Section 5-06 Secretary
The Secretary shall keep minutes of all meetings, give notices as required by law, and maintain all records and correspondence of the Convention.

Section 5-07 Treasurer
The Treasurer shall have charge of all funds and financial records, ensuring proper handling and reporting of the Convention’s finances. The Treasurer shall be assisted by a Finance Committee.

Section 5-08 Assistant Treasurers and Assistant Secretaries
The Board of Directors may appoint Assistant Treasurers and Assistant Secretaries as deemed necessary.


Article VI: Committees

Committees
Committees may be appointed by resolution adopted by a majority of the directors present at a meeting where a quorum is present. The standing Committees shall include the Presidium, Executive, Scientific, Advocacy, Mentoring, Finance, and Membership.


Article VII: Dues

Section 7-01 Annual Dues
The Board of Directors may determine the amount of initiation fees, if any, and annual dues or assessments for the various classifications of members.

Section 7-02 Payment of Dues
Dues shall be payable in advance by the first day of September each fiscal year. Annual memberships shall run from September 1 to August 31 of the following year.

Section 7-03 Termination of Membership
Any member who does not pay dues by September 1 will have their membership inactivated.

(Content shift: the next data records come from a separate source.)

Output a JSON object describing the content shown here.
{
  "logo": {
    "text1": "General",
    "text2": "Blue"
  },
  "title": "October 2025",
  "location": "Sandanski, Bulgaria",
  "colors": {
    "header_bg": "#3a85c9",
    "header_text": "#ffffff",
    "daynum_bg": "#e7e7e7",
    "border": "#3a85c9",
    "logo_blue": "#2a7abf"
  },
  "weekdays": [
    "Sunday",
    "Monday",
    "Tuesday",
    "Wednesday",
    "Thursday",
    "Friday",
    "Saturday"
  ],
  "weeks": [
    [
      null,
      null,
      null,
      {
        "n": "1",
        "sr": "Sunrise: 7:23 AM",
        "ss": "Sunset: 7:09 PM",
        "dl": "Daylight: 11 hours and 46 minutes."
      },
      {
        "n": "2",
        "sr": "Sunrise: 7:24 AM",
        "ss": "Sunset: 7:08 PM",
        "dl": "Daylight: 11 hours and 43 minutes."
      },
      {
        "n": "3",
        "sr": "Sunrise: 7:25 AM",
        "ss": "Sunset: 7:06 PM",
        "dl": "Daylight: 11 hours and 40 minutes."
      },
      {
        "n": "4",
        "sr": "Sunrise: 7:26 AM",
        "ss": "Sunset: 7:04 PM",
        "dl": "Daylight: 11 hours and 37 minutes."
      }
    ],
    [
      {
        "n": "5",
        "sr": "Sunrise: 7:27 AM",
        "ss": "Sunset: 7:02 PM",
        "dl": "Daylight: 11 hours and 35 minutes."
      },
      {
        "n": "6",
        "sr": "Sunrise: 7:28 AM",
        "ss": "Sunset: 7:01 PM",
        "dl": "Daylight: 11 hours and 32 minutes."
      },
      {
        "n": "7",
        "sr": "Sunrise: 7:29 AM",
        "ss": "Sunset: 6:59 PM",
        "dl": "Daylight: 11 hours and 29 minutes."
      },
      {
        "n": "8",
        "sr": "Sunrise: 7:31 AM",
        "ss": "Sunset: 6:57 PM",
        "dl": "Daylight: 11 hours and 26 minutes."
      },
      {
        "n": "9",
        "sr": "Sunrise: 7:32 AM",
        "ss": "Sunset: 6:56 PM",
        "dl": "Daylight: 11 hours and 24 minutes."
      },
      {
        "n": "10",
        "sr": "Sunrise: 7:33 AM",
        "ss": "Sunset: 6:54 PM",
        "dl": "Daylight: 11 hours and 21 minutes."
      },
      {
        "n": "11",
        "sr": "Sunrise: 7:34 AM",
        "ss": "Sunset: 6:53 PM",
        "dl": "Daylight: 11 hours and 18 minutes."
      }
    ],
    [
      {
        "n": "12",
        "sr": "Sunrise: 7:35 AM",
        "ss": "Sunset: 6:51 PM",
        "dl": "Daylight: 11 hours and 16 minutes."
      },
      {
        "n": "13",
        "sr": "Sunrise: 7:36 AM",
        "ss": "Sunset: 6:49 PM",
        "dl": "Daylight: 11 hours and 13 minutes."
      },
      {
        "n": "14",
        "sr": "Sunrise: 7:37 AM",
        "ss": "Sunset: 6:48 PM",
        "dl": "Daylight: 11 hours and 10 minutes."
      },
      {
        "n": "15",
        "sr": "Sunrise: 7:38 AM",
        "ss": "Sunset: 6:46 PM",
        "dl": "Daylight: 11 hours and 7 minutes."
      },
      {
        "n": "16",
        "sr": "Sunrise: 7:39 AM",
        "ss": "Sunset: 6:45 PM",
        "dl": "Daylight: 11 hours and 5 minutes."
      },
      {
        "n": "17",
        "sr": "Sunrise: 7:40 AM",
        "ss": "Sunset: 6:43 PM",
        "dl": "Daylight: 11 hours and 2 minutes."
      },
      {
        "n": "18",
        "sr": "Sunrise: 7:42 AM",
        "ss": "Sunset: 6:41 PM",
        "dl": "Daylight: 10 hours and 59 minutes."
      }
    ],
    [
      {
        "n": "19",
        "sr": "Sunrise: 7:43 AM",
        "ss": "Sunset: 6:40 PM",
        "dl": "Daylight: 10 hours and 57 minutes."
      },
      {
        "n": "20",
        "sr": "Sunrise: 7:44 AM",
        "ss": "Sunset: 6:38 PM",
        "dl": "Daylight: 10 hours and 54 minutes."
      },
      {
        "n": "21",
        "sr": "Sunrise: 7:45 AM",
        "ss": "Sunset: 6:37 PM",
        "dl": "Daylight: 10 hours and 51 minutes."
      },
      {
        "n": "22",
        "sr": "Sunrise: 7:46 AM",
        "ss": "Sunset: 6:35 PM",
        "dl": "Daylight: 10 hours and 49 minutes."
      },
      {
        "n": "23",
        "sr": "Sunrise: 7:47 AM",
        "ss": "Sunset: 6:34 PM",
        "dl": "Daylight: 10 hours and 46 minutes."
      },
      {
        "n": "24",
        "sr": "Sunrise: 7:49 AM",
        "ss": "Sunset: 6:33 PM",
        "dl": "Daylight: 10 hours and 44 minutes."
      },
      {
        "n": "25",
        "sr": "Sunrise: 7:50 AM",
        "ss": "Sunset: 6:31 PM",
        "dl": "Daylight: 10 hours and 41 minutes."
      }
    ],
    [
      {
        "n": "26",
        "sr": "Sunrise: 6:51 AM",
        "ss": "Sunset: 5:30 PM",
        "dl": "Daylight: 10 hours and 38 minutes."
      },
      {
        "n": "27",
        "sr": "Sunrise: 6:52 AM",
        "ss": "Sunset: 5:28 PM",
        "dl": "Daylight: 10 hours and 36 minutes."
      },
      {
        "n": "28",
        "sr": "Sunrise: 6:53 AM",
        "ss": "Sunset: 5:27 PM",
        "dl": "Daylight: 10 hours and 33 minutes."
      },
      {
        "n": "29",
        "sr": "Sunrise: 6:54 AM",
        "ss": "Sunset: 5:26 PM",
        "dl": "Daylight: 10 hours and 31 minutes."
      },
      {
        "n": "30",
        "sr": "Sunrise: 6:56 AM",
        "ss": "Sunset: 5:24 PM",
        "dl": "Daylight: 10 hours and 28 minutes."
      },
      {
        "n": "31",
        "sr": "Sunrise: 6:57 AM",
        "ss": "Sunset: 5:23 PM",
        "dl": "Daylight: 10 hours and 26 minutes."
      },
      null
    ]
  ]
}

Reinstatement is possible upon payment of dues or at

the discretion of the Board.


Article VIII: Miscellaneous

Section 8-01 Instruments, Cheques, and Drafts
The President shall have the power to execute and deliver on behalf of the Convention any instruments requiring the signature of the Convention. All cheques, drafts, or other orders for payment of money shall be signed by the Treasurer and countersigned by one of two other designated persons.

Section 8-02 Deposits
All funds of the Convention shall be deposited to the credit of the Convention in such banks, trust companies, or other depositories as the Board of Directors may select.


Article IX: Amendments to the Bylaws

These bylaws may be amended subject to approval by a vote of two-thirds of votes cast at a meeting of the general membership. Proposed amendments shall be considered by the Board and circulated to members at least 1 calendar month prior to the annual business meeting.